By accident, I found a much more interesting side-effect: you can not use the Brownian-Bridge variance reduction on the discrete random variable. This is very well illustrated by the case of a digital option in the Black model, for example with volatility 10% and a 3 months maturity, zero interest rate and dividends. For the following graph, I use 16000 Sobol paths composed of 100 time-steps.
Digital Call price with different random variables.
The “-BB” suffix stands for the Brownian-Bridge path construction, “Five” for five moments discrete variable and “AS241” for the inverse cumulative distribution function (continuous approach). As you can see, the price is discrete, and follows directly from the discrete distribution. The use of any random number generator with a large enough number of paths would lead to the same conclusion.

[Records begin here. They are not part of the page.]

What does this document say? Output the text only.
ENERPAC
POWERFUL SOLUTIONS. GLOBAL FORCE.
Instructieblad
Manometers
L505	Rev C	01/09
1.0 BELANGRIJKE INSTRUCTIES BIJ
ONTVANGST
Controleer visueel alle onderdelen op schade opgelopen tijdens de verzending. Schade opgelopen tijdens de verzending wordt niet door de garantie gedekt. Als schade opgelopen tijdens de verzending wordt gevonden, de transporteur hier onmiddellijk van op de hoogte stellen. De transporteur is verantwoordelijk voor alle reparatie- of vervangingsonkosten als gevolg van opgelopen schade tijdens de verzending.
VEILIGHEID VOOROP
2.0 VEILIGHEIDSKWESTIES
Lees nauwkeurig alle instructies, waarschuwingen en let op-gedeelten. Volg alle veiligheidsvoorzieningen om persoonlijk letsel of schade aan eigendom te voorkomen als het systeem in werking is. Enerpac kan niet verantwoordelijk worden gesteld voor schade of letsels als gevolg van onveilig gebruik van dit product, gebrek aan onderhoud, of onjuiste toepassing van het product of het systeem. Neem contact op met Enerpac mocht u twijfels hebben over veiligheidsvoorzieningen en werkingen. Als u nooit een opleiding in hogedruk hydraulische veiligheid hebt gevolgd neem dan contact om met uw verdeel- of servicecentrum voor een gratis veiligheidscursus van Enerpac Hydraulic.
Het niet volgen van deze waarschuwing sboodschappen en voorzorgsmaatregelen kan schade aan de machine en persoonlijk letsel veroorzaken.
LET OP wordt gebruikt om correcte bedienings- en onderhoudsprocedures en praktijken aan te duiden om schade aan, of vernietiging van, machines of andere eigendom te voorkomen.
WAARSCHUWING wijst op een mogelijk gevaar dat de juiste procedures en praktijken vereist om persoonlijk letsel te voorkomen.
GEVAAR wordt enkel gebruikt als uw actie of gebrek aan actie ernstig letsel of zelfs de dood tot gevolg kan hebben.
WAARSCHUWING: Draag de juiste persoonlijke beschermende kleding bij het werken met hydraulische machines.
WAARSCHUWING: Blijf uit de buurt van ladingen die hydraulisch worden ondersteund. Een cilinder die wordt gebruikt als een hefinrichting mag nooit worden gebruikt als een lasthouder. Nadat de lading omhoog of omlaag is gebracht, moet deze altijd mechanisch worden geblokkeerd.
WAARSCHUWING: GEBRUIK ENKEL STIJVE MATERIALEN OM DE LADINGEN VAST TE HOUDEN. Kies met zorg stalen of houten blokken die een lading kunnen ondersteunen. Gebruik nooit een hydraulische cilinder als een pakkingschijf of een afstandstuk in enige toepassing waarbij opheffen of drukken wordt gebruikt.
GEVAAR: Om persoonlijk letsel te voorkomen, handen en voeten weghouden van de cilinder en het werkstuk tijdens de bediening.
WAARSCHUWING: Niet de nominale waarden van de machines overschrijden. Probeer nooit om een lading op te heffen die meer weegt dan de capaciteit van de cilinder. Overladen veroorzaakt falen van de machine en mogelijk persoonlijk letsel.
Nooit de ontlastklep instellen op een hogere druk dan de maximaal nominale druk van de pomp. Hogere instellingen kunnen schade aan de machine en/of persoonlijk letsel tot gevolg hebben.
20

This is because with the Brownian-Bridge technique, the last point in the path, corresponding to the maturity, is sampled first, and the other path points are then completed inside from the first and last points. But the digital option depends only on the value of the path at maturity, that is, on this last point. As this point corresponds follows our discrete distribution, the price of the digital option is a step function.
In contrast, for the incremental path construction, each point is computed from the previous point. The last point will thus include the variation of all points in the path, which will be very close to normal, even with a discrete distribution per point.
The take-out to price more exotic derivatives (including forward-start options) with discrete random variables and the incremental path construction, is that several intermediate time-steps (between payoff observations) are a must-have with discrete random variables, however small is the original time-step size.
Furthermore, one can notice the discrete staircase even with a relavely small time-step for example of 1/32 (meaning 8 intermediate time-steps in our digital option example). I suppose this is a direct consequence of the digital payoff discontinuity. In Talay “Efficient numerical schemes for the approximation of expectations of functionals of the solution of a SDE, and applications” (which you can read by adding .sci-hub.cc to the URL host name), second order convergence is proven only if the payoff function and its derivatives up to order 6 are continuous. There is something natural that a discrete random variable imposes continuity conditions on the payoff, not necessary with a continuous, smooth random variable: either the payoff or the distribution needs to be smooth.